16
de junho de 2012 | N° 17102
EDITORIAIS
ZH
A CPI que aplaude
“Em
sociedades dominadas por condições de produção modernas, a vida é apresentada
como um imenso acúmulo de espetáculos”, escreveu o pensador francês Guy Debord (1931-1994)
em sua obra seminal A Sociedade do Espetáculo, publicada há 45 anos. A noção de
que vivemos sob o primado do espetáculo – “o verdadeiro coração da irrealidade
da sociedade real”, conforme Debord – ficou evidente ao final das duas últimas
sessões da CPI do Cachoeira.
Convocados
para esclarecer suas relações com o bicheiro Carlinhos Cachoeira, os
governadores Marconi Perillo (PSDB), de Goiás, e Agnelo Queiroz (PT), do
Distrito Federal, foram demoradamente aplaudidos por parlamentares. A imagem de
um sorridente deputado Jilmar Tatto (PT) batendo palmas para Agnelo, como se
estivesse na plateia de um show de sua banda favorita, mereceria figurar nas próximas
edições brasileiras do livro de Debord.
Não
se trata de emitir juízo sobre a culpabilidade dos governadores chamados a
depor.

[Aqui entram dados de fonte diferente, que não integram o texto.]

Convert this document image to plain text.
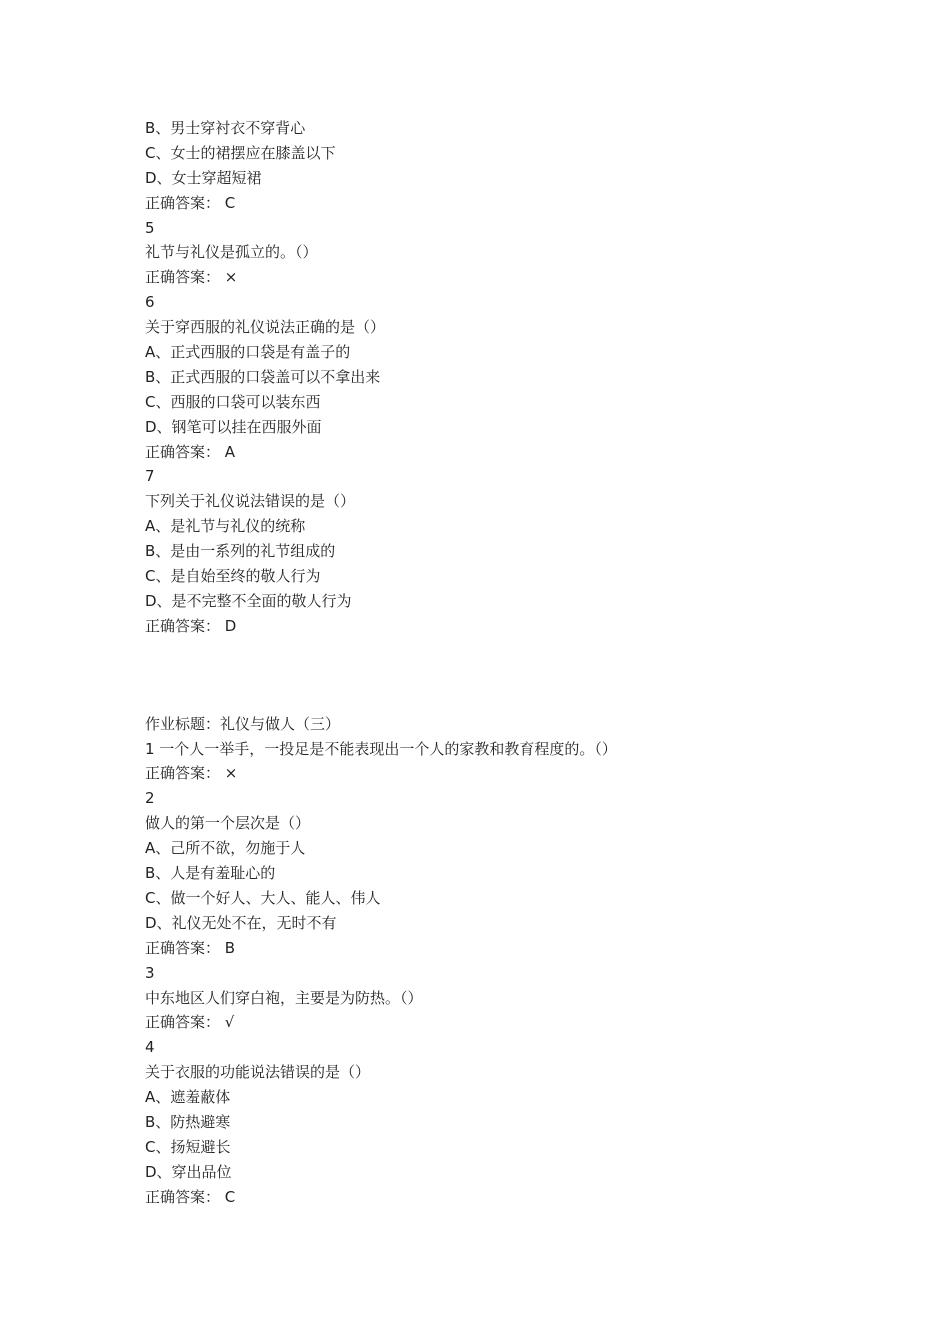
B、男士穿衬衣不穿背心
C、女士的裙摆应在膝盖以下
D、女士穿超短裙
正确答案： C
5
礼节与礼仪是孤立的。（）
正确答案： ×
6
关于穿西服的礼仪说法正确的是（）
A、正式西服的口袋是有盖子的
B、正式西服的口袋盖可以不拿出来
C、西服的口袋可以装东西
D、钢笔可以挂在西服外面
正确答案： A
7
下列关于礼仪说法错误的是（）
A、是礼节与礼仪的统称
B、是由一系列的礼节组成的
C、是自始至终的敬人行为
D、是不完整不全面的敬人行为
正确答案： D
作业标题：礼仪与做人（三）
1 一个人一举手，一投足是不能表现出一个人的家教和教育程度的。（）
正确答案： ×
2
做人的第一个层次是（）
A、己所不欲，勿施于人
B、人是有羞耻心的
C、做一个好人、大人、能人、伟人
D、礼仪无处不在，无时不有
正确答案： B
3
中东地区人们穿白袍，主要是为防热。（）
正确答案： √
4
关于衣服的功能说法错误的是（）
A、遮羞蔽体
B、防热避寒
C、扬短避长
D、穿出品位
正确答案： C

O que se espera é que, estando sob suspeita, ambos tenham direito à mais
ampla defesa, como, de resto, qualquer cidadão.
Ocorre
que, ao adotar comportamento inconveniente, os batedores de palmas acabam por
prejudicar não apenas o interesse público – o esclarecimento dos episódios em
questão –, mas até mesmo a presunção de inocência dos envolvidos, que passam a
ostentar a nódoa de contar com a parcialidade dos investigadores.
Não
escapa a ninguém que as comissões de inquérito se transformaram, nos últimos
anos, de instrumentos de investigação em palcos para todo tipo de coreografia
bizarra, de políticos desejosos de espaço na mídia até subcelebridades.
No
dia de abertura dos trabalhos da CPI do Cachoeira, até uma delegação de
candidatas a miss desfilou nas proximidades da sala da comissão. Nestes dias de
efervescência no Congresso, as câmeras registram ao vivo um mosaico de cenas
grotescas: o senador que cochila durante a sessão; a peça de roupa íntima que,
caída do bolso de um parlamentar, é levada para incineração; os integrantes da
comissão que trocam ofensas de baixo calão.
Há em
tudo isso uma tendência tão acentuada à banalização – outro termo que agradava
a Debord –, que, por vezes, nos esquecemos de que se trata de uma comissão de
investigação integrada por representantes livremente eleitos pelo povo
brasileiro para o Legislativo.
O ex-presidente
da França Charles de Gaulle (1890-1970) nunca disse, mas teria motivos para
afirmar, diante de tais episódios: “O Brasil não é um país sério”. Convém,
entretanto, delimitar melhor o alcance dessa frase a fim de que não se cometam
injustiças. Afinal, uma CPI que aplaude governadores que deveria investigar está
longe de representar condignamente a nação brasileira.
Representa,
antes, os maus parlamentares que colocam seus interesses político-eleitorais à frente
de suas obrigações de fiscalizar o Executivo. Em vez do “jeitinho”, o “jeitão
brasileiro” – aquele de uma ampla fatia da classe política que se mostra
incapaz de enxergar um palmo além dos próprios interesses.